Reprenant à son compte et au micro le même dispositif de la définition de soi que pour les autres portraits :
Je suis Betty
Je suis Betty Tchomanga
Je suis la fille de Charles et de Béatrice
[…] Je suis la fille d’un homme noir et d’une femme blanche
Je suis la fille d’une femme qui a peur du noir
Je suis la fille d’une femme qui aime le blanc
un espace entre ce qui est dit et ce qui ne l’est pas se fait jour, comme une invocation, comme une remémoration des non-dits dans ce qui fut dit. Un écho, une vibration, une tension, entre passé et présent. Le corps en prend la mesure, arpente ces non-lieux. Dans le tremblement de la chair comme dans celui de la terre, la réalité et les certitudes se trouvent déplacées, désavouées. Net et imperceptible déboitement du réel. La danse de Betty Tchomanga n’hésite pas à se frotter à la transe, à nous inviter aussi comme spectateur, à suivre nos propres hallucinations, à découvrir nos propres hantises historiques.

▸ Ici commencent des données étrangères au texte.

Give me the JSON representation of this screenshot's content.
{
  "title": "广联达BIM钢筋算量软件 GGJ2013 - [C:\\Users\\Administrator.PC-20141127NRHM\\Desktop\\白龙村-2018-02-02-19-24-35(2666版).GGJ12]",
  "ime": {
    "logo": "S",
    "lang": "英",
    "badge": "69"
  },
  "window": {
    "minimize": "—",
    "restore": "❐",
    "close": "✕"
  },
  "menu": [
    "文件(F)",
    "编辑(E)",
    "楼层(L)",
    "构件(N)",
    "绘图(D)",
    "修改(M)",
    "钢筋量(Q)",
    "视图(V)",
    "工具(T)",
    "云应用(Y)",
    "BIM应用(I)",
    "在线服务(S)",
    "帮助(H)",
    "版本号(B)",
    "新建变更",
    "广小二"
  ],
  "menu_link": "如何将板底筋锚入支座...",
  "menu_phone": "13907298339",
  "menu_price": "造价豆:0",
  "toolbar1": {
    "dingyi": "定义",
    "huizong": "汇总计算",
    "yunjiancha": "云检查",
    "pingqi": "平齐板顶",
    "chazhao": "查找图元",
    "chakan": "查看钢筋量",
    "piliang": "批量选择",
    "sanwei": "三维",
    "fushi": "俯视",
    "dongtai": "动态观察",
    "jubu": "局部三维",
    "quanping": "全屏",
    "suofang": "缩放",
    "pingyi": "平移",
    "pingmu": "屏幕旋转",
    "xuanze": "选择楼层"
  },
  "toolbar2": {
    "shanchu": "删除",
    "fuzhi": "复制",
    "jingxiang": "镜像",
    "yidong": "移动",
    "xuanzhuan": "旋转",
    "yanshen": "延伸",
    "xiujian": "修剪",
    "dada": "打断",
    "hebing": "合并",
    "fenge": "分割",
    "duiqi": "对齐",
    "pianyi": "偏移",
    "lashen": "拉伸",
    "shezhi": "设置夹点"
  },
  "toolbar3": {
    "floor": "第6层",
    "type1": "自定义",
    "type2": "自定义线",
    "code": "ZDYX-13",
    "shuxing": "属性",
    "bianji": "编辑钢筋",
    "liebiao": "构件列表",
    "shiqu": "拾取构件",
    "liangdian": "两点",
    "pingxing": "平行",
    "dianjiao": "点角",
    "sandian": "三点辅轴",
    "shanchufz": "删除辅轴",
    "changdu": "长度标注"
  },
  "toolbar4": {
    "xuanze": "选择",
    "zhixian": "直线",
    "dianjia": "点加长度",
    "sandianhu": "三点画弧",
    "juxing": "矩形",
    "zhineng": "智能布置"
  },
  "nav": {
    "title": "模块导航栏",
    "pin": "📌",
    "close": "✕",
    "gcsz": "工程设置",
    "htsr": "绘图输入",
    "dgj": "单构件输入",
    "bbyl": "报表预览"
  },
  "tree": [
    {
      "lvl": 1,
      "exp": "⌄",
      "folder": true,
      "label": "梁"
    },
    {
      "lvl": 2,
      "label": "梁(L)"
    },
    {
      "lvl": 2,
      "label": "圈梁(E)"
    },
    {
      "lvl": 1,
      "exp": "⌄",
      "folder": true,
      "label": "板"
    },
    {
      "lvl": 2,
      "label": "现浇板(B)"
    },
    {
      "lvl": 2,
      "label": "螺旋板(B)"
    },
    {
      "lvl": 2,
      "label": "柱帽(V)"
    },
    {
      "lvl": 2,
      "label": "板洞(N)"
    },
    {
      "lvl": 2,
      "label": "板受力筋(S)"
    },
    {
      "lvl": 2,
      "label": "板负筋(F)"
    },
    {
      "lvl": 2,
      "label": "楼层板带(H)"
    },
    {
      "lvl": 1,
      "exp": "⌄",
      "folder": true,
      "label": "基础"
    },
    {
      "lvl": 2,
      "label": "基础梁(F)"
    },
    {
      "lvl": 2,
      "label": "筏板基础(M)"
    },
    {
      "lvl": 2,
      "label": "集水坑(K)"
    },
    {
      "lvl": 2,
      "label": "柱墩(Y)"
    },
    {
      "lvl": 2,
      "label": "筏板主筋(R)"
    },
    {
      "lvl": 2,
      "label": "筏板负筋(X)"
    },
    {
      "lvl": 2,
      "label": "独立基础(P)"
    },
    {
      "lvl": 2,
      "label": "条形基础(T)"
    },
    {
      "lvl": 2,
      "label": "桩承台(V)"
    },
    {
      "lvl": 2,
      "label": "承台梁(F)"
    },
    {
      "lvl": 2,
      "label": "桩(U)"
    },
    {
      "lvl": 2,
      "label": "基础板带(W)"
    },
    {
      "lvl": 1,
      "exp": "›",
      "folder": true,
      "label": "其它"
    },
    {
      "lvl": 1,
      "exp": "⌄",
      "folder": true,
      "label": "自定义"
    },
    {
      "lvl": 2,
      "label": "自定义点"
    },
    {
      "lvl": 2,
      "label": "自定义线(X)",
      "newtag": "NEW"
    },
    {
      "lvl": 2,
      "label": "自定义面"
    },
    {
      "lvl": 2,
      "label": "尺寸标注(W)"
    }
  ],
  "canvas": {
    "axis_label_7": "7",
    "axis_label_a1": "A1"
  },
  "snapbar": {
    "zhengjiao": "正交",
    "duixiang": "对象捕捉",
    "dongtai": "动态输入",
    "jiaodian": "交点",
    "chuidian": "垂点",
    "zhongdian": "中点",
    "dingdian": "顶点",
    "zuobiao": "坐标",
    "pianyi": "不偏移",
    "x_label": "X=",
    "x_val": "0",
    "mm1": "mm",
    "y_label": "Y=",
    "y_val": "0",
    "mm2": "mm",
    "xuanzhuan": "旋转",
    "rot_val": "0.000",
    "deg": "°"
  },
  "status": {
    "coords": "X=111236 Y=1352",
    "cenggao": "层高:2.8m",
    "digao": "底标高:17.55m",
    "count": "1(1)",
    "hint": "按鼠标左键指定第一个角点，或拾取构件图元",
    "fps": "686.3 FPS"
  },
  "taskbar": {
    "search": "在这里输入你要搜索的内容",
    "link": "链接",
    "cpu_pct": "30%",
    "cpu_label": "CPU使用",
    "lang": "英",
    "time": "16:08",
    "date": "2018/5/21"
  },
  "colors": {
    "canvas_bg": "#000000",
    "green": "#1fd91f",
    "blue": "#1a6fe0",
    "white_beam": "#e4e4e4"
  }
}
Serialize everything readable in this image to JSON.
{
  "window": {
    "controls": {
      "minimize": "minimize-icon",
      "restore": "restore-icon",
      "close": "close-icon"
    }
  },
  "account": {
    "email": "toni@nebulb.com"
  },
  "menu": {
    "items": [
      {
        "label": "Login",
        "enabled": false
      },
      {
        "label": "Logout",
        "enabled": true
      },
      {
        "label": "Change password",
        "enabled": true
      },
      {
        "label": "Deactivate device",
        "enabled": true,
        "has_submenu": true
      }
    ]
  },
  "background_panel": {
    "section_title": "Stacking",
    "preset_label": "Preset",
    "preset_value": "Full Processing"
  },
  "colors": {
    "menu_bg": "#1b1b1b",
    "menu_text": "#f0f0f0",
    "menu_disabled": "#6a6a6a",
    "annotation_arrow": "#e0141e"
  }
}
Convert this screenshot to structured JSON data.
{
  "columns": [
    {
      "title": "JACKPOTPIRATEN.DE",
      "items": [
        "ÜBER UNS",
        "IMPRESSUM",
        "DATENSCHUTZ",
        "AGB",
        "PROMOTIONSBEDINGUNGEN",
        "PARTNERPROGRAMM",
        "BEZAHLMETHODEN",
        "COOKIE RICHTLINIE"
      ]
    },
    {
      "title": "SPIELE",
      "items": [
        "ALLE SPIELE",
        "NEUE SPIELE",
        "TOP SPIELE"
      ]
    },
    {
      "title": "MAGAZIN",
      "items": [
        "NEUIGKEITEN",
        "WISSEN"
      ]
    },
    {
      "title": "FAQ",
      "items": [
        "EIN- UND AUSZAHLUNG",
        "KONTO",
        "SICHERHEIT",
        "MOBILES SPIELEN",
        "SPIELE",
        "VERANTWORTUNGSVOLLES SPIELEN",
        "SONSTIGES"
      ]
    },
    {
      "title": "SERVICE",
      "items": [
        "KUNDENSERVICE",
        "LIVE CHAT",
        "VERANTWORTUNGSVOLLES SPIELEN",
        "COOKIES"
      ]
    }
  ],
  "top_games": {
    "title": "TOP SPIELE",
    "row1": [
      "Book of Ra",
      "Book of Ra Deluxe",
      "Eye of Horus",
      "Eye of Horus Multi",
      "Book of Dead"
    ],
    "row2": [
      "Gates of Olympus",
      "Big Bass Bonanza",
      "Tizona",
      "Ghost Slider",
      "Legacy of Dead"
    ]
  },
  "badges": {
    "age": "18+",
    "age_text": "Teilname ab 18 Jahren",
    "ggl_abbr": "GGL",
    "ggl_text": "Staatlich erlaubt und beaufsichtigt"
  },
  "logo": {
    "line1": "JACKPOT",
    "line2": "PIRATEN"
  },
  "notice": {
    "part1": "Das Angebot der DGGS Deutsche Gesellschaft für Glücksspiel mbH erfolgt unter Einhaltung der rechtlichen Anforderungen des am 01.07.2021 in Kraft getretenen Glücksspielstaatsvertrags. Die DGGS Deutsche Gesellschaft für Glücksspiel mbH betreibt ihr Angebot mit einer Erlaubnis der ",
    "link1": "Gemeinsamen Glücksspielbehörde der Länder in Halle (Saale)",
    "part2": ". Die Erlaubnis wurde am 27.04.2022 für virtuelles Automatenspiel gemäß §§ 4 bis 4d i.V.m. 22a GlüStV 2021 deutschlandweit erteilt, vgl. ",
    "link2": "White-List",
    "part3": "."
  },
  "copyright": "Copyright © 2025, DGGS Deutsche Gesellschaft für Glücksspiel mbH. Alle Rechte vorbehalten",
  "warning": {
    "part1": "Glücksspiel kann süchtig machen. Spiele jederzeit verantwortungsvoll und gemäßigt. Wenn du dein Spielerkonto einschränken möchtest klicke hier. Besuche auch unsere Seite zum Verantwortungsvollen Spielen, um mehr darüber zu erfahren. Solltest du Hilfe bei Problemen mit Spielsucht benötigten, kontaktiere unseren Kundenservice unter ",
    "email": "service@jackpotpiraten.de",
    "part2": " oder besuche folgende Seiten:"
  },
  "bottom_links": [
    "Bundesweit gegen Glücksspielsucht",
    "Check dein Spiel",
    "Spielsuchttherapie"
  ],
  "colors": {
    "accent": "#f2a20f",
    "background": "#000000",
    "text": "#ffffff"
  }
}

Son corps devient un espace visionnaire, une glaise en perpétuelle recomposition où affleurent les fantômes de l’Histoire et du Cameroun (« Je suis Yoruba »), mêlés à ceux de son histoire familiale. L’autoportrait n’est pas Narcisse en son miroir, se constitue au contraire comme l’agrégation de toutes ces mémoires, de toutes ces vies. D’autres vies que la sienne, en quelque sorte. La forme ne se replie jamais sur elle-même, elle est en cela l’inverse exact de la clôture des nationalismes et racismes contemporains. Elle est l’hôte de tous les Autres. Et en particulier de Fela Kuti, l’inventeur de l’afrobeat et le militant politique. Dans une sorte de résolution, qu’il nous faut prendre autant comme solution que détermination, Betty Tchomanga donne de la voix, alors que cingle Beasts of no nation de Fela Kuti. Et de cette colère en partage, à travers les âges, le chant comme la danse trouve la source. La voix de la danseuse nous soulève et nous porte comme ses gestes l’avaient fait, avec la même profonde émotion, et toujours l’envie d’en découdre.
Histoire(s) décoloniale(s) #Autoportrait, chorégraphie, texte et interprétation : Betty Tchomanga
Création lumières : Eduardo Abdala
Régie son : Stéphane Monteiro
Régie lumières (en alternance) : Eduardo Abdala et Tatiana Carret
Costumes : Betty Tchomanga
Regards extérieurs : Dalila Khatir et Emma Tricard
Coach vocale : Dalila Khatir
Montage vidéo : Betty Tchomanga assistée de Lucille André
Photo de l’article : @ Grégoire Perrier
Construction : Emilie Godreuil
Directrice de production : Marion Cachan
Administratrice : Marion Le Guerroué
Chargée de production : Florentine Busson
Voix enregistrées : Sabine Macher lors d’un entretien réalisé pour le collectif La Permanence, 2018. Emma Tricard, entretien pour Histoire(s) Décoloniale(s), 2023.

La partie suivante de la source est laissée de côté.